Firstly, sorry for this being a day late – everything mechanical seemed to be on a go-slow (or stop) yesterday. By 2am, I had decided to give up and re-write/post this today. Also, my beautiful Frodo (Maine Coon Cross kitty) is back at the vets, staying overnight for fluids and TLC after having a dip with his CRF (Chronic Renal Failure) and loosing a bit of weight. You’ll be glad to know that he’s had a good night (and lots of cuddles from the great staff there); and hopefully, I’ll be picking him up today.
The other technical difficulties I had with this piece is the actual setting of the fluorite stone – but I’ll get to that later on.
You see, I had this beautiful green & purple fluorite stone in a (sort of) tear-drop shape, which has been sitting around not doing much for about a year. I don’t make much big jewellery and thought that this stone was much too heavy to make something out of. Well, I had an idea for a spiders web type of decoration for a bezel set stone and for once, this stone seemed perfect.
I drew around the stone as a template and roughed out the idea before picking up any tools. I usually like designing as I go, but this time I needed to make a pattern because the stone isn’t a flat-backed cabochon but a rounded stone like a pebble. Once I had the design I wanted, I drew it out in pencil on my soldering board. This meant that I could place the silver where I wanted it and solder as needed, without the worry of flammable paper being near; and it’s much more of a stable surface than setting out on paper – less likely to shift when placing items together.
I decided to make the silver “webs” first and make them a little larger than needed. This way, they would rest on top of the bezel wire for soldering and then I could file the unwanted parts back. It would be easier than making them the exact size and the finding them not quite fit or having trouble soldering them to the bezel. The strands of the web were done using scrap pieces of 0.8mm round wire – bent to shape and laid together. These were soldered with hard solder and then I filed the places for the silver balls (so they would sit still whilst soldering) and then the silver balls were soldered on top with medium solder.
The bezel was wrapped around the stone for sizing and then (with the stone taken away) soldered closed with hard solder. A jump ring was soldered to the top at the same time. It was quite hard getting the jump ring soldered in the right place – the locking tweezers acted as a heat sink and made it difficult for the two pieces to heat up evenly. In the end, I sweat-soldered the two together.
The two parts of the spider’s web were placed on top of the bezel and soldered in place with easy solder. I trimmed and filed any excess silver away. Originally, I was going to have the strands terminate at the silver balls, but I liked the way a little bit of the wire poked out at the end – so I kept it like that and just rounded the ends off.
The whole thing went into the pickle pot and then (after a quick smooth & polish) had a turn in the tumbler for about an hour.

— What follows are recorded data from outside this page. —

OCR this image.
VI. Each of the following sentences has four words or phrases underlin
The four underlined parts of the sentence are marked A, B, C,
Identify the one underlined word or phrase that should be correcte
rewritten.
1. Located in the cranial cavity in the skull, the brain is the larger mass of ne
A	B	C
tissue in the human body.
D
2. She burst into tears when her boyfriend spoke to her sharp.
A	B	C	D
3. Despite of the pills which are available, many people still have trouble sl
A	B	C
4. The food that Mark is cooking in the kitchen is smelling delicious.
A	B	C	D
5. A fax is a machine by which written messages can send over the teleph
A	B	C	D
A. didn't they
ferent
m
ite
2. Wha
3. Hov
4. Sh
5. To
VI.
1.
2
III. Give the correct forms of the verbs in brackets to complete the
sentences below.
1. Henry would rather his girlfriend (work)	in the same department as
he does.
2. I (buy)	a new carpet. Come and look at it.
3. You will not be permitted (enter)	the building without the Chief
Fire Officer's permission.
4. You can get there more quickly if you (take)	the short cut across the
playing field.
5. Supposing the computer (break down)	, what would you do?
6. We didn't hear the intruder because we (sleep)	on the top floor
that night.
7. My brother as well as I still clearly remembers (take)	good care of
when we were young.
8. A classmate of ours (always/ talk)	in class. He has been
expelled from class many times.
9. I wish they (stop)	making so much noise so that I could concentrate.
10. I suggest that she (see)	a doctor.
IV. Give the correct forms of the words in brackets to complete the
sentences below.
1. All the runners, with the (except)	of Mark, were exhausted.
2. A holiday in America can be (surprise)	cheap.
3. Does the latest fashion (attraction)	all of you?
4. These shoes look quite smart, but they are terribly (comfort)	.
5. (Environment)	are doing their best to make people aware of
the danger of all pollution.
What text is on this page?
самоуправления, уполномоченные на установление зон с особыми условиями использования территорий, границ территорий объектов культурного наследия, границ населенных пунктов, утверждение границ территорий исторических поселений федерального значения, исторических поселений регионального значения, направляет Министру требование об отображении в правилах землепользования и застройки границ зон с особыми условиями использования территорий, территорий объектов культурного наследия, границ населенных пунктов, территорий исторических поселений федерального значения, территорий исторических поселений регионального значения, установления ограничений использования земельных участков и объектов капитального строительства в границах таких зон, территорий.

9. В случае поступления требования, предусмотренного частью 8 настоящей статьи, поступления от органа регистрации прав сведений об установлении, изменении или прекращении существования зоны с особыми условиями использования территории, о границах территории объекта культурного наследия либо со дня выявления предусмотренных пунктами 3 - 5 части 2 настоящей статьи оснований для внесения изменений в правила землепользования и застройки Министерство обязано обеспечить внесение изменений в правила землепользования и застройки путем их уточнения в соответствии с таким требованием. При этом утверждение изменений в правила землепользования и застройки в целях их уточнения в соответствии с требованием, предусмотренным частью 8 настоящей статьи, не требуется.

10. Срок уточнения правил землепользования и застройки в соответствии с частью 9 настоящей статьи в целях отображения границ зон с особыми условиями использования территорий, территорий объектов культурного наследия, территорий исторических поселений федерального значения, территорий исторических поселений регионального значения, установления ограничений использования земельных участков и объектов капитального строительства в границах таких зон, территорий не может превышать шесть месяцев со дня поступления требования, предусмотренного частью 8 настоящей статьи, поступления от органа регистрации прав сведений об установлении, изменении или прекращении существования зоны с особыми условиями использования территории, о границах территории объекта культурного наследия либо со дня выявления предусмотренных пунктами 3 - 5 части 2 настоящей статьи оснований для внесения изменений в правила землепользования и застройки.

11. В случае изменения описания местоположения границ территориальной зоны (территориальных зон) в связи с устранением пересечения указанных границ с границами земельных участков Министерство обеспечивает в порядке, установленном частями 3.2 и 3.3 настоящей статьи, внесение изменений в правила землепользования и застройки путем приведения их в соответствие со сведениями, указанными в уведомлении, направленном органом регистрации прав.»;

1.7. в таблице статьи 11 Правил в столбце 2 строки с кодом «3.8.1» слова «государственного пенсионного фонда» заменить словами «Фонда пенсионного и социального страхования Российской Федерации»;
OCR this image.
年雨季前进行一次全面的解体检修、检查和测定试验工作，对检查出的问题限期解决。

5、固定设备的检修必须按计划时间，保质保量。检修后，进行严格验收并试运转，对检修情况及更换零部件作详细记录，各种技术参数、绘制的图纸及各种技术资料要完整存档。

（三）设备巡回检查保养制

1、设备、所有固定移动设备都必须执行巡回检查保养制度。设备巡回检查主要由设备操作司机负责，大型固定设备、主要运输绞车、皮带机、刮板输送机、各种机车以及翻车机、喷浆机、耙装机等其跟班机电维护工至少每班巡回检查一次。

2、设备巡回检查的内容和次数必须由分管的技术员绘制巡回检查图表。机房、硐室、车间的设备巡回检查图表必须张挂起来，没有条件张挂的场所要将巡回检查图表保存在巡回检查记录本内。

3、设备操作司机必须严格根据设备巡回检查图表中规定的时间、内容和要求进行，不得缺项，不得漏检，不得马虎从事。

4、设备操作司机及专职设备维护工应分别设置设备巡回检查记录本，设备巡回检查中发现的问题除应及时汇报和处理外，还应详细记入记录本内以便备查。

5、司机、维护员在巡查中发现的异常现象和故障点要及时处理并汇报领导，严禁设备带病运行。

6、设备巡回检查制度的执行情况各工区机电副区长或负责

As the stone was rounded, I didn’t want to have a back on the bezel. The idea was to have the flat bezel strip pushed down on both sides of the stone, curving around the edge and setting the stone from both sides. This is where the real technical difficulties happened for me. Placing the stone in the setting, I had to curve the web part of the design (okay so far) and then turn the whole thing over and push the bezel down. In hindsight, I think I should have pushed the bezel at the front down first, but originally I wanted the bezel to be straight at the front – although it didn’t look right when I did it that way and I ended up pushing the bezel down over the front of the stone in the end. But I’m getting ahead of myself!
As the stone is very rounded, it was quite hard to get it to stay in place when pushing the bezel down. As soon as I thought I’d finished, I checked it over and there was still more movement in the stone and I’d start going over it again. I don’t think I would have had a problem if the stone was a flat-backed cabochon and the setting had a back on it; but it wasn’t and it didn’t – so I just had to persevere.
When it came time for me to turn it over, the bezel at the front didn’t look quite right, so I decided to push it down there as well. It was a bit difficult around the webs but I managed it with not too much trouble. The problem only showed itself when I thought I’d finished – the bezel had twisted slightly while setting and had slightly come forward at one side. “Oh bother” I said (or something similar), and proceeded to try and bend the bezel back into place.
This has been more of a learning curve than I had expected. Although, I am quite pleased with the finished piece; I don’t think I will do this type of bezel again in a hurry!